Kirchhoff's Rules

The famous German physicist Gustav Robert Kirchhoff (1824 - 1887), a graduate of the University of Königsberg, being the head of the Department of Mathematical Physics at the University of Berlin, on the basis of experimental data and Ohm's laws received a number of rules that allowed analyzing complex electrical circuits. So Kirchhoff's rules appeared and are used in electrodynamics.

The first (node rule) is, in essence, the law of conservation of charge in combination with the condition that charges are not born and do not vanish in the conductor. This rule applies to nodes of electrical circuits, i.e. Points of a chain in which three or more conductors converge.

If we take as the positive direction of the current in the circuit that goes to the current node, and the one that departs - for negative currents, then the sum of the currents at any node must be zero, because charges can not accumulate at the node:

I = n

Σ Iᵢ = 0,

I = l

In other words, the number of charges that approach the node per unit time will equal the number of charges that leave the given point in the same time period.

The second rule of Kirchhoff is a generalization of Ohm's law and refers to closed contours of a branched chain.

In any closed loop arbitrarily chosen in a complex electrical circuit, the algebraic sum of the products of the current and resistance forces of the corresponding sections of the circuit will be equal to the algebraic sum of the emf in the given circuit:

I = n₁ i = n₁

Σ Iᵢ Rᵢ = Σ Ei,

I = li = l

Kirchhoff's rules are most often used to determine the magnitude of current forces in sections of a complex circuit, when resistances and parameters of current sources are specified. Consider the technique of applying rules on the example of calculating the circuit. Since the equations in which the Kirchhoff rules are used are ordinary algebraic equations, their number must equal the number of unknown quantities. If the analyzed chain contains m nodes and n sections (branches), then according to the first rule it is possible to compile (m - 1) independent equations, and using the second rule, still (n - m + 1) independent equations.

Step 1. We choose the direction of the currents in an arbitrary way, observing the "rule" of inflow and outflow, the node can not be a source or a sink of charges. If you make a mistake when selecting the direction of the current , then the value of the strength of this current will be negative. But the directions of the action of the current sources are not arbitrary, they are dictated by the way of switching the poles.

Step 2. We write the current equation corresponding to the first Kirchhoff rule for node b:

I₂ - I₁ - I₃ = 0

Step 3. We write down the equations corresponding to the second Kirchhoff rule, but we first choose two independent contours. In this case, there are three possible options: the left contour {badb}, the right contour {bcdb}, and the contour around the entire chain {badcb}.

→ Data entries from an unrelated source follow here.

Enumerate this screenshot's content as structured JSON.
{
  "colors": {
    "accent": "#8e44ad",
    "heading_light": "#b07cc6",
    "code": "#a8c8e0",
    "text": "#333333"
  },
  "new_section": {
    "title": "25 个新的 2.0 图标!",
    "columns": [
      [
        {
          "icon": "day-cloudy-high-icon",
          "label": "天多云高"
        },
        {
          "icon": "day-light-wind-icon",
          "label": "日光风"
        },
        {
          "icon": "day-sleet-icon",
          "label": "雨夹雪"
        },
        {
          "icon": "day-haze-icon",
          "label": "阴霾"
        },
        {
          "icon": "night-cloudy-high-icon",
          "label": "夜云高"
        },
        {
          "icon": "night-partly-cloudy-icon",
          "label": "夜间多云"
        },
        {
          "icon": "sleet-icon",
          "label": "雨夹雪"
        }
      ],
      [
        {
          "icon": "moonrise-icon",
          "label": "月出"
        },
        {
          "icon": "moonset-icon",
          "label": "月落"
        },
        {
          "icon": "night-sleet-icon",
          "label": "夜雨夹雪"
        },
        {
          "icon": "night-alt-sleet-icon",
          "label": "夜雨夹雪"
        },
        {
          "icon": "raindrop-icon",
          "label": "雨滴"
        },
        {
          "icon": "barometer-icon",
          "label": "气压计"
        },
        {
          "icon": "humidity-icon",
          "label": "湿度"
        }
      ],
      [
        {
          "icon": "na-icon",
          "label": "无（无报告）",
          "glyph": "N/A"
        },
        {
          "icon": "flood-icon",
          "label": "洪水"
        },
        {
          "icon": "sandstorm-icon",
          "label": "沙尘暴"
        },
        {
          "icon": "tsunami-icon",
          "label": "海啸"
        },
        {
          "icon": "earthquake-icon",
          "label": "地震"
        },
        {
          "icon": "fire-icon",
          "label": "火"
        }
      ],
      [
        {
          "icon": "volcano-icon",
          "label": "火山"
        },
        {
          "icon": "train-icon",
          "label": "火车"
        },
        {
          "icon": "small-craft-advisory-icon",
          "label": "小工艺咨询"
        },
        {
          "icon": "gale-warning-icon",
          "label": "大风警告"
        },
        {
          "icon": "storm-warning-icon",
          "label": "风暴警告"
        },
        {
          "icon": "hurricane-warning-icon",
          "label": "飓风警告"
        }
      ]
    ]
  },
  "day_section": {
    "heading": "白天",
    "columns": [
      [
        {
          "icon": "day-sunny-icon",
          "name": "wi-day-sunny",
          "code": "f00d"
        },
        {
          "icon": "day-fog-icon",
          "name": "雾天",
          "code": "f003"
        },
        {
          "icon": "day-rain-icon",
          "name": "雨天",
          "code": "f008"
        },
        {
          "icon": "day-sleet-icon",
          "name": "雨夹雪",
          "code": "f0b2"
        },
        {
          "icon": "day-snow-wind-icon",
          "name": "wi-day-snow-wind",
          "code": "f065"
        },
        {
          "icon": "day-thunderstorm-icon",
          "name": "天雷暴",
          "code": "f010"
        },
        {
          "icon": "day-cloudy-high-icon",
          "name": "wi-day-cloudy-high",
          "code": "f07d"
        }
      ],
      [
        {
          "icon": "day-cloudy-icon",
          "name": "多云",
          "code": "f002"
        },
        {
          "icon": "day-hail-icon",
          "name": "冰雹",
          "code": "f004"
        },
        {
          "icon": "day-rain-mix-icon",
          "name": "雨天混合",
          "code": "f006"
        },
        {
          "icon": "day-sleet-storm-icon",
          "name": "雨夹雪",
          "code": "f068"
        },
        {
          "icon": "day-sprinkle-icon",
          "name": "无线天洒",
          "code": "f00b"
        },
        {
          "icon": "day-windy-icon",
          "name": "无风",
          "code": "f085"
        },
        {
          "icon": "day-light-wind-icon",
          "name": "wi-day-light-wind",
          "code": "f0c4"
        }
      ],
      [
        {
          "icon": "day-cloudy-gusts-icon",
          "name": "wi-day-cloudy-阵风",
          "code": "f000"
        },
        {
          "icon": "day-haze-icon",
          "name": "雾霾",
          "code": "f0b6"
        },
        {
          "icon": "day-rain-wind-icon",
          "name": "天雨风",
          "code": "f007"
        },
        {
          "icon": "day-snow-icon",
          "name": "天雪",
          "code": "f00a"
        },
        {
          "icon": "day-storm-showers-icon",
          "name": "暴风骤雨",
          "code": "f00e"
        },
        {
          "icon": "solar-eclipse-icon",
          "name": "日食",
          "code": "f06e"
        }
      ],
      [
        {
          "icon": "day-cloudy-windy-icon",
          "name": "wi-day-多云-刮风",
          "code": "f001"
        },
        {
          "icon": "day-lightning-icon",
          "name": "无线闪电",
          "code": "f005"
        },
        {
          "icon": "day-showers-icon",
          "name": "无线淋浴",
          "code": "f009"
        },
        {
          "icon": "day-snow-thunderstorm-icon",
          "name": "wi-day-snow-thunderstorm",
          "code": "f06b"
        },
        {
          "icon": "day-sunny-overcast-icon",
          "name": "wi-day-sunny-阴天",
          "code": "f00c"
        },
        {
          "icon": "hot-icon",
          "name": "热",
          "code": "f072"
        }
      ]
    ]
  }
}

Since we only need to find three values of the current, we confine ourselves to two circuits. The direction of the bypass does not matter, the currents and EMF are considered positive if they coincide with the direction of the bypass. Let's go around the contour {badb} counter-clockwise, the equation will look like:

I₁R₁ + I₂R₂ = ε₁

The second round we make on the big ring {badcb}:

I₁R₁ - I₃R₃ = ε₁ - ε₂

Step 4. Now we are making a system of equations, which is quite simple to solve.

Using Kirchhoff's rules, it is possible to perform fairly complex algebraic equations. The situation is simplified if the chain contains certain symmetric elements, in this case there may exist nodes with the same potentials and branch circuits with equal currents, which substantially simplifies the equations.

A classic example of such a situation is the problem of determining the forces of currents in a cubic figure composed of identical resistances. Because of the symmetry of the chain, the potentials of the points 2,3,6, as well as the points 4,5,7, will be identical, they can be connected, since this will not change the distribution of currents in terms of the distribution, but the circuit will be much simpler. Thus, the Kirchhoff law for the electrical circuit pivots easily to calculate a complex DC circuit.